Translational neuroscience is deeply engaged with the notion that the brain functions on computational principles, including Bayesian principles, striving to reduce environmental uncertainty through predictive mechanisms such as the free-energy principle. This foundational concept places predictive processing at the center of brain structure and function. Recent methodological advancements highlight the transformative potential of these approaches. However, despite these advances, the full capacity of the computational models remains largely untapped in specific applications within translational neuroscience. This Research Topic seeks to bridge that gap and broaden and explore the spectrum of computational models in translational neuroscience.
Our goal is to gather original research papers, study protocols, and comprehensive reviews that illustrate the ways computational models can predict and simulate brain function under physiological and pathological conditions in human and animal studies.
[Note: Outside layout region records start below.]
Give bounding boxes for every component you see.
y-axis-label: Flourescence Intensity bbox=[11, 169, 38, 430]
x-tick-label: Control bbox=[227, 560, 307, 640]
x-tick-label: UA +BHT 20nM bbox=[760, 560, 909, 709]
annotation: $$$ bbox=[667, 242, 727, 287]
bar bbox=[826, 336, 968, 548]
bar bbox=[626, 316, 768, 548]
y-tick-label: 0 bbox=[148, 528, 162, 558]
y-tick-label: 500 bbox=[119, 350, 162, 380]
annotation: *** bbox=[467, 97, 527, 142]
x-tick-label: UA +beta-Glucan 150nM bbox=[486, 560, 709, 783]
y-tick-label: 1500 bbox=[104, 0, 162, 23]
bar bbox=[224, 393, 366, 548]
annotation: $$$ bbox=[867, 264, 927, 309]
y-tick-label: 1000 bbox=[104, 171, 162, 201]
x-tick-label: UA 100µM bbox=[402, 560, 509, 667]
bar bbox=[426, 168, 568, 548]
To further understand the extensive applicability of advanced models in neuroscience, we invite submissions addressing, but not limited to, the following themes:

• Exploration of simulation and optimization models in translational neuroscience
• Harnessing Bayesian compressive sensing techniques
• Use of hierarchical models in neuroscience
• Impact of model perspectives on magnitude estimation
• Developing unbiased approaches to functional connectomics
• Creating efficient spatial models for neuroimaging data
• Leveraging Artificial Intelligence in translational neuroscience

These contributions will provide an enriched perspective resource for effectively applying complex computational models to advance research in translational neuroscience.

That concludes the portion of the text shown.